SJSU Wildfire Interdisciplinary Research Center

Craig Clements, director of the SJSU Wildfire Interdisciplinary Research Center, with a truck equipped for wildfire surveillance. Photo by Robert C. Bain

Wildfire research at San José State University is about to move faster than ever before — and in partnership with key industry and government stakeholders — thanks to a grant from the National Science Foundation (NSF).

The NSF grant awards the SJSU Wildfire Interdisciplinary Research Center (WIRC) the designation of an Industry-University Cooperative Research Center (IUCRC), making it part of a program designed to accelerate the impact of research by establishing close relationships with industry innovators, government leaders and world-class academic teams.

WIRC will be the only IUCRC in the U.S. focusing on wildfire research. 

Functioning as an IUCRC will allow wildfire research at SJSU to move at an unprecedented speed, explained Craig Clements, director of WIRC and professor of meteorology. Typically, the academic research process can require months of waiting for funding and approval. In this case, funding is available and projects can start as soon as the stakeholders approve.

WIRC will partner with a board of industry innovators and government agencies, including: San Diego Gas & Electric Company; Pacific Gas & Electric Company; Southern California Edison; Technosylva, Inc.; Jupiter Intelligence, Inc.; State Farm Insurance; CSAA Insurance Group; Lawrence Livermore National Laboratory; and others.

Those members will each contribute an annual fee of $50,000, which will allow them to work directly with WIRC faculty to determine research goals, share industry data and prioritize the most pressing needs in the area of wildfire research. In addition to annual membership fees, the NSF provides $750,000 over a five-year period.

“This is going to be transformative for our faculty and students in terms of what we can accomplish,” said Clements. “And the members will benefit because they will get access to research results before anyone else. Our students will get to interact with industry and government members, and members get to interact with our talent pool.”

WIRC has identified five initial key areas of research in which it will engage partners, focusing on both physical and social science aspects of wildfire research, according to its proposal submitted to the NSF. Those areas include:

Fire weather and coupled fire-atmosphere modeling and forecasting: In order for industry and government members to make the best fire management decisions, WIRC will prioritize learning how fire interacts with the atmosphere and across complex terrain. 

Fire behavior monitoring and modeling: As remote sensing and long-wave infrared technologies have advanced, WIRC plans to conduct scientific measurements of real-time wildfire data for the first time — which can then be shared with scientists and fire managers around the world as well as contribute to more accurate fire predictions. 
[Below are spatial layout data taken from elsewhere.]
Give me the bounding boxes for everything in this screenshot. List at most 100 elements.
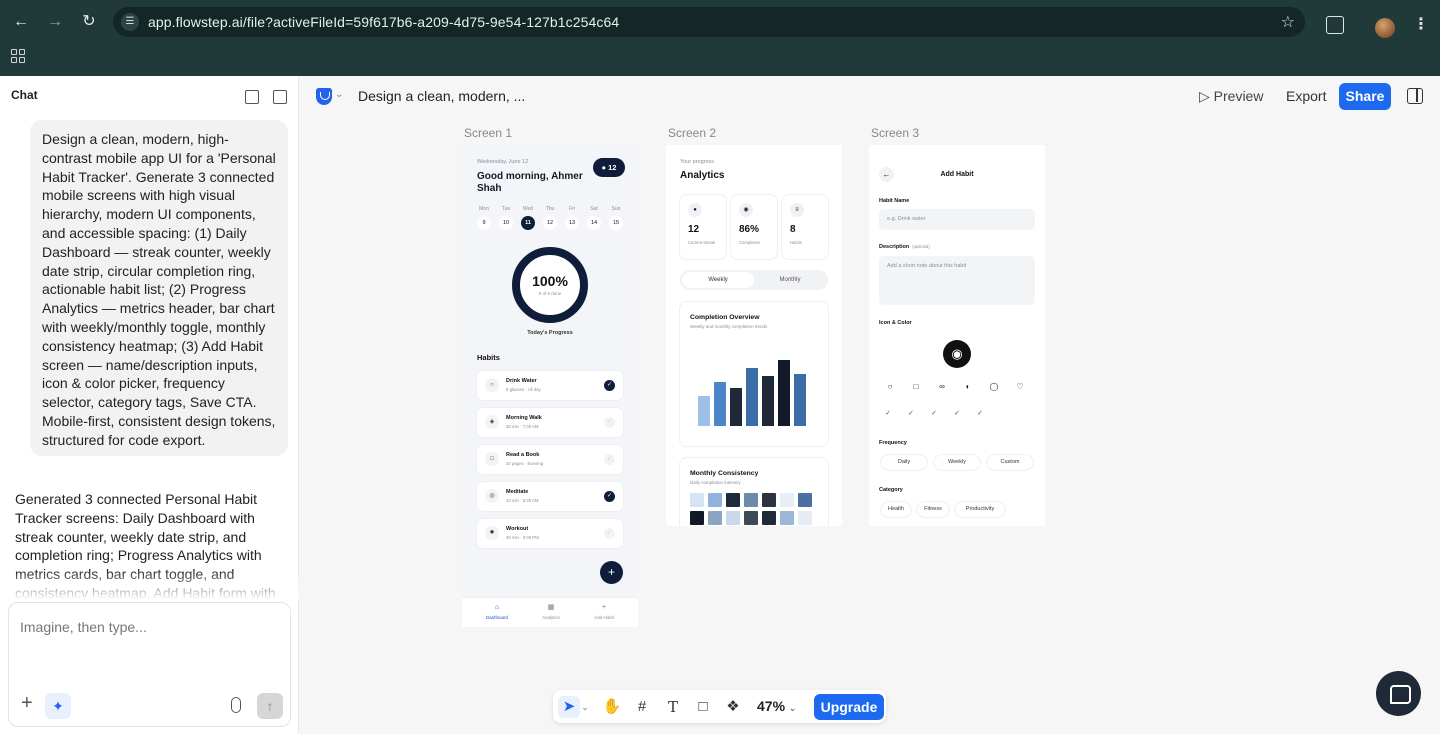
screen-2-analytics[interactable]: Your progress Analytics ● 12 Current Strea… [666,145,842,526]
frequency-daily[interactable]: Daily [881,455,927,470]
screen-3-add-habit[interactable]: ← Add Habit Habit Name e.g. Drink water … [869,145,1045,526]
back-icon[interactable]: ← [9,10,33,34]
habit-row[interactable]: ◈ Morning Walk 30 min · 7:00 AM ✓ [477,408,623,437]
tab-bar: ⌂ Dashboard ▦ Analytics + Add Habit [462,597,638,627]
export-button[interactable]: Export [1286,88,1326,104]
date-chip[interactable]: Thu 12 [542,206,558,230]
microphone-icon[interactable] [231,697,241,713]
streak-badge[interactable]: ● 12 [593,158,625,177]
tab-add-habit[interactable]: + Add Habit [584,603,624,620]
check-icon[interactable]: ✓ [604,528,615,539]
plus-icon: + [601,604,607,611]
collapse-panel-icon[interactable] [273,90,287,104]
send-button[interactable]: ↑ [257,693,283,719]
chevron-down-icon[interactable]: ⌄ [335,89,343,100]
chat-title: Chat [11,88,38,102]
color-swatch-check-icon[interactable]: ✓ [882,409,894,417]
habit-name-input[interactable]: e.g. Drink water [879,209,1035,230]
toggle-weekly[interactable]: Weekly [682,272,754,288]
project-title[interactable]: Design a clean, modern, ... [358,88,525,104]
date-chip[interactable]: Fri 13 [564,206,580,230]
frequency-custom[interactable]: Custom [987,455,1033,470]
habit-row[interactable]: □ Read a Book 20 pages · Evening ✓ [477,445,623,474]
habit-name: Meditate [506,489,529,495]
attach-plus-icon[interactable]: + [21,693,33,713]
help-chat-icon[interactable] [1376,671,1421,716]
check-icon[interactable]: ✓ [604,491,615,502]
extensions-icon[interactable] [1326,16,1344,34]
tab-analytics[interactable]: ▦ Analytics [531,603,571,620]
new-chat-icon[interactable] [245,90,259,104]
toggle-monthly[interactable]: Monthly [754,272,826,288]
ai-mode-icon[interactable]: ✦ [45,693,71,719]
period-toggle[interactable]: Weekly Monthly [680,270,828,290]
drop-icon[interactable]: ○ [884,382,896,391]
check-icon[interactable]: ✓ [604,417,615,428]
habit-sub: 45 min · 6:00 PM [506,535,539,540]
address-bar[interactable]: ☰ app.flowstep.ai/file?activeFileId=59f6… [113,7,1305,37]
description-input[interactable]: Add a short note about this habit [879,256,1035,305]
color-swatch-check-icon[interactable]: ✓ [928,409,940,417]
day-number: 14 [587,216,601,230]
date-chip[interactable]: Tue 10 [498,206,514,230]
habit-row[interactable]: ○ Drink Water 8 glasses · All day ✓ [477,371,623,400]
tab-label: Add Habit [594,615,614,620]
date-chip[interactable]: Sun 15 [608,206,624,230]
browser-menu-icon[interactable]: ⋮ [1413,14,1429,34]
zoom-level[interactable]: 47% ⌄ [757,698,796,714]
metric-icon: ● [688,203,702,217]
app-logo-icon[interactable] [316,88,332,105]
link-icon[interactable]: ∞ [936,382,948,391]
heart-icon[interactable]: ♡ [1014,382,1026,391]
tab-label: Dashboard [485,615,508,620]
check-icon[interactable]: ✓ [604,380,615,391]
chevron-down-icon[interactable]: ⌄ [579,696,591,718]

Wildfire management and policy: How individuals and communities respond to wildfires varies. WIRC will expand its research on how social and behavioral factors contribute to evacuation plans and trust in wildfire management. Additionally, researchers will examine barriers to prescribed fire use on private lands and residential areas. 

Climate change and wildfire risk: As climate change continues, wildfire locations, frequencies, intensities, size and duration will change, too. Researchers will produce detailed information on how climate change has influenced wildfire behavior in the past and how it will likely impact the future. 

STEM fire education and workforce development: In the past, wildfire experts have typically been firefighters. But today, wildfire expertise is interdisciplinary and includes land management agencies, nonprofits, teachers, land-use planners, public health experts, landscape architects, building scientists, insurance agencies and more. WIRC wants to develop a wildfire training program for the next generation of fire-adapted professionals and communities. 

SJSU researchers will work with the U.S. Forest Service Fire Science Lab to train community teachers, park rangers and outdoor educators so that they can teach residents in fire-prone ecosystems how to be more fire adaptive from a young age. WIRC also plans to train the next generation of wildfire experts through a wildfire minor at SJSU and by streamlining opportunities for underrepresented minority students to work with industry members. 

Clements will continue to serve as director of WIRC and primary investigator (PI) along with Amanda Stasiewicz, assistant professor of wildfire management, as co-director and co-PI.

Other leadership faculty include Adam Kochanski, co-PI and assistant professor of wildfire meteorology; Ali Tohidi, co-PI and assistant professor of fire dynamics and mechanical engineering; Kate Wilkin, co-PI and assistant professor of fire ecology; Mario Miguel Valero Pérez, senior personnel and assistant professor of wildfire remote sensing; and Patrick Brown, senior personnel and assistant professor of meteorology and climate science. 

Mohamed Abousalem, vice president for research and innovation at San José State, said the IUCRC designation is an excellent demonstration of the public impact that SJSU research is delivering to local and global communities.

“It is great to see the continuing support from the National Science Foundation to this critically important research program at San José State,” said Abousalem.

“With record-size wildfires currently ravaging through California’s ecosystems and communities, the value and impact of this collaborative research work could not be more timely. SJSU has the depth of expertise and the interdisciplinarity needed to understand, assess, mitigate and manage these wildfires through targeted partnerships with industry and government.”